Este
humano erguido, el llamado Homo erectus,
fue sin duda una criatura muy próspera. Floreció desde principios
hasta mediados del Pleistoceno, y su hábitat se
extendió desde su punto de partida africano (hallazgos en Tanzania,
Sudáfrica, Argelia...) hasta Europa (Alemania, España, Francia,
Grecia, Hungría...) y Asia (China y Java). Después de evolucionar
hace alrededor de 1,6 millones de años, fue testigo (y quién sabe
si también responsable) de la extinción de todos los demás
homínidos, incluidos Australopithecus afarensis y
Australopithecus africanus, sus posibles ancestros, y
Homo habilis, su más que probable, seguro antecesor.

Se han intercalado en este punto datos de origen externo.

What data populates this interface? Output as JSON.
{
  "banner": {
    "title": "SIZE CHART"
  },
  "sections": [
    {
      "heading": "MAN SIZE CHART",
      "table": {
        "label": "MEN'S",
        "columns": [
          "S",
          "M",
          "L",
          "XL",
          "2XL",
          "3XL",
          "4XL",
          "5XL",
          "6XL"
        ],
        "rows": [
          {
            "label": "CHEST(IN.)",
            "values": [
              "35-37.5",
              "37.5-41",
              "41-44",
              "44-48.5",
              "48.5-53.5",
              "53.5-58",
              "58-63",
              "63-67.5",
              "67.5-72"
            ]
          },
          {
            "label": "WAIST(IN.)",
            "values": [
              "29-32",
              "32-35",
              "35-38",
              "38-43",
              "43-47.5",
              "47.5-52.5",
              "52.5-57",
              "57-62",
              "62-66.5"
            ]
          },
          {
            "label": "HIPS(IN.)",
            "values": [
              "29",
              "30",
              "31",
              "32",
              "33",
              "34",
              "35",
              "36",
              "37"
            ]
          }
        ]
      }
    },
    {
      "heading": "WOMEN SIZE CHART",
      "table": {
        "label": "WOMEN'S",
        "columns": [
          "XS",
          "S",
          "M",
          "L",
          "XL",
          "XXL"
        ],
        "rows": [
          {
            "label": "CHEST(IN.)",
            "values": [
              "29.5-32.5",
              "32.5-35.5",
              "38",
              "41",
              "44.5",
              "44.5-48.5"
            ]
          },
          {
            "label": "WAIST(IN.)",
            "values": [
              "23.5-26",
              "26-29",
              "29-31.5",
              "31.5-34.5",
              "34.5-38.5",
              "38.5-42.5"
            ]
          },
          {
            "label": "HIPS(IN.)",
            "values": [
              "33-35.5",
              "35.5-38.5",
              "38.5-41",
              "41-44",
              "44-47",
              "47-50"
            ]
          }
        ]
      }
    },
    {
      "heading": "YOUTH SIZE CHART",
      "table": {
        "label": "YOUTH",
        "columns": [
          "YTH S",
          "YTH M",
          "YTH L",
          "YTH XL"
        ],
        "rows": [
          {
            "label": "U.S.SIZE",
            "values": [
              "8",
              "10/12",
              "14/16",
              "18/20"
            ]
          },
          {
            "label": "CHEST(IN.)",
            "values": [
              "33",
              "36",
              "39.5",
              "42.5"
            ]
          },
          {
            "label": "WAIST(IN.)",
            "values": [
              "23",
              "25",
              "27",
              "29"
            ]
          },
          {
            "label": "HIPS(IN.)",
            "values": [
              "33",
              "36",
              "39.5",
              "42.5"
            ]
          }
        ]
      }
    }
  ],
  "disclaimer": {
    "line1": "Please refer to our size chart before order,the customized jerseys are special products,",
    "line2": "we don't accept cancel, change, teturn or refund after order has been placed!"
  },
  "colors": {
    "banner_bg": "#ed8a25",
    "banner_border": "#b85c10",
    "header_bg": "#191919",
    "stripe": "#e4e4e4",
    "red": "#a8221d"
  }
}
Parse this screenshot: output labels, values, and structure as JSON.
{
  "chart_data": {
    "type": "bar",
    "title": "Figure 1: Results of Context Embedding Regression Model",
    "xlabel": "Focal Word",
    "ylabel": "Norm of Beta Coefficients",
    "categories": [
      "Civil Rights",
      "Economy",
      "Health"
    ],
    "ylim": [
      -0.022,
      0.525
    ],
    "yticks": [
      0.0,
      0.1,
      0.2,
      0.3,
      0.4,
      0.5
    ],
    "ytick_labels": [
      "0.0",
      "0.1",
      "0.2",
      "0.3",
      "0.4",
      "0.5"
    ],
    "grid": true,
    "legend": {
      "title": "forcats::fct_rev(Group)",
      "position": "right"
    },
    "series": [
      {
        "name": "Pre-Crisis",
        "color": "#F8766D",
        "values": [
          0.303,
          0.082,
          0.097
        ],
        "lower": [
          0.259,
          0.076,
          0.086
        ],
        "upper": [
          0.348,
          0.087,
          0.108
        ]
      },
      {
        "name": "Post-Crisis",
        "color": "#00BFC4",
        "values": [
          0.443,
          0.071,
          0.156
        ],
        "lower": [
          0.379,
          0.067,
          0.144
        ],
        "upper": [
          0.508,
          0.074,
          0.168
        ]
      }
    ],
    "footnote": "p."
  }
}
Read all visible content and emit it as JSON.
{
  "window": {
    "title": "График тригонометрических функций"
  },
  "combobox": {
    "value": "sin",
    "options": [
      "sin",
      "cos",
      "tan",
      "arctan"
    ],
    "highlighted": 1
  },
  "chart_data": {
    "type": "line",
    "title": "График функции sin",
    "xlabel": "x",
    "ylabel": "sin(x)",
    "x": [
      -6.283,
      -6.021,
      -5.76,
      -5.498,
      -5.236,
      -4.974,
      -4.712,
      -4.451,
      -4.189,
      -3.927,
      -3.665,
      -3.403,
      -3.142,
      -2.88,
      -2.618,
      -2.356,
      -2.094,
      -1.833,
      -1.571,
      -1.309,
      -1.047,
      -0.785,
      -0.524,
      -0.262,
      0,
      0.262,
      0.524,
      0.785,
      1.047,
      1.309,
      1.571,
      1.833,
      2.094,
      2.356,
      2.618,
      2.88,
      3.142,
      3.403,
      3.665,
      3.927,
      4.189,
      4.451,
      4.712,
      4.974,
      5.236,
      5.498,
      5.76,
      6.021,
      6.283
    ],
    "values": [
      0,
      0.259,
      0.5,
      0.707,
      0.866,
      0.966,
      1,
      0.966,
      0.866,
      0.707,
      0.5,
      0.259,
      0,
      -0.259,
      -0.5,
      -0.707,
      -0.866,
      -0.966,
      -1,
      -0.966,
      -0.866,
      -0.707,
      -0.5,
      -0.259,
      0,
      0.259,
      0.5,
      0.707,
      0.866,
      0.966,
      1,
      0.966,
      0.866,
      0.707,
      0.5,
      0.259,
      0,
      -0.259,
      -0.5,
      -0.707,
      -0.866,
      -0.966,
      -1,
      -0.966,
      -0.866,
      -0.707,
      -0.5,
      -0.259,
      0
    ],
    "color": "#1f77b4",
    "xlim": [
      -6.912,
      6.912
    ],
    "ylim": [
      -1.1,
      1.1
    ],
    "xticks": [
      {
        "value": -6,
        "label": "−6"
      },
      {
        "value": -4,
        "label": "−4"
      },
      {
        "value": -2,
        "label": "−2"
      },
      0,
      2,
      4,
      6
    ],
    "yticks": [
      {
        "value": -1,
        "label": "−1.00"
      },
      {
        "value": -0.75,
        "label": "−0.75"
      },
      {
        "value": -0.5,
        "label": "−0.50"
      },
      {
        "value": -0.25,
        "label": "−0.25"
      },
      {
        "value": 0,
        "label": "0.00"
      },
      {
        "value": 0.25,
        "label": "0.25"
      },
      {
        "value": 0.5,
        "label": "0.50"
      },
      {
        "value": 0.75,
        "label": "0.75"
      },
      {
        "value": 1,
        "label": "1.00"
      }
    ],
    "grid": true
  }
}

Este próspero y viajero Homo erectus
sobrevivió hasta hace sólo unos 200.000 años. Hace aproximadamente
medio millón de años se desplazó desde África, su continente
natal, y extendió sus dominios territoriales a la práctica
totalidad del Viejo Mundo, al menos a sus regiones tropicales,
subtropicales y templadas.
Especímenes
como el hombre de Java, el hombre de Pekin,
el pequeño hombre de Flores, o nuestro españolísimo
Homo antecessor de Atapuerca, no parecen ser otra cosa
que subespecies locales de una única y longeva especie, la de Homo
erectus, que a lo largo de milenios, y bajo la
influencia de diferentes climas y ecosistemas, adoptó ligeras
diferencias sin que ninguna de ellas se aleje notablemente de la
estructura general de la especie. Se han encontrado restos en tantos
sitios, que se le han aplicado infinidad de nombres vulgares y
científicos. En la actualidad, y salvo alguna excepción, los
paleoantropólogos parecen coincidir en que se trata de una sola
especie. En Bigotini nos abonamos a esta general opinión.
Por
su aspecto corporal, su postura y la forma de caminar, Homo
erectus debió parecerse mucho a los humanos modernos,
si bien era ligeramente más bajo. Con entre 950 y 1.200 cc, el
volumen del cerebro también se iba aproximando al actual.
Consideremos que hoy en día son muchos los seres humanos adultos
(alrededor de un 20%) que no superan o están por debajo de esos
1.200 cc cerebrales, siendo sin embargo perfectamente capaces desde
el punto de vista intelectual. En Homo
erectus las zonas cerebrales que se asocian con el
habla estaban ya bien desarrolladas. No obstante, la cabeza
presentaba todavía, aunque atenuadas, las crestas sagitales propias
de los simios, así como las mandíbulas prominentes, rasgos tanto
más acentuados cuanto más antiguos sean los ejemplares fósiles de
referencia.
Resulta
evidente que Homo erectus
vagaba y cazaba en grupos, no desdeñando nunca los hallazgos de
carroña. A pesar de su continuo nomadeo, siguiendo a las manadas de
herbívoros, también creaba asentamientos. En algún yacimiento del
mediodía francés se han hallado pruebas de la existencia de cabañas
con paredes de ramas, sujetas con un armazón de varas y apuntaladas
con piedras. Los utensilios y ajuares de Homo
erectus van haciéndose más complejos y ricos
conforme avanzamos en el tiempo. El utillaje incluye lanzas,
proyectiles, cuchillas, rascadores y cortadores, en muchos casos de
una factura tan práctica como hermosa. Los materiales de los que se
han encontrado vestigios son piedra, madera, astas y huesos de
animales, no pudiendo descartarse el uso de otros materiales más
perecederos, como fibras vegetales.
Pero
lo que acaso caracteriza mejor las industrias de Homo
erectus es el uso del fuego, un paso de gigante
evolutivo del que no podía tenerse seguridad alguna en Homo
habilis, la especie anterior, pero que en Homo
erectus está ya completamente confirmado. Además de
calor y protección, el fuego permitió cocinar los alimentos, un
avance nutricional y sanitario formidable que sin duda potenció las
expectativas vitales y reproductivas de la especie. En las próximas
entregas de este serial evolutivo nos ocuparemos del Homo
sapiens neanderthalensis y del Homo sapiens Cro-Magnon,
descendientes ambos de nuestro protagonista de hoy. Ahora tengo que
dejaros. El profe Bigotini acaba de insertar un ratón de laboratorio
en un estilete, y lo está asando en la llama del mechero Bunsen. Me
temo que si no lo impedimos, sea capaz de zampárselo.
La
mágica danza de las llamas en la hoguera nos transporta a la lejana
noche en que brillaban estrellas ya extinguidas.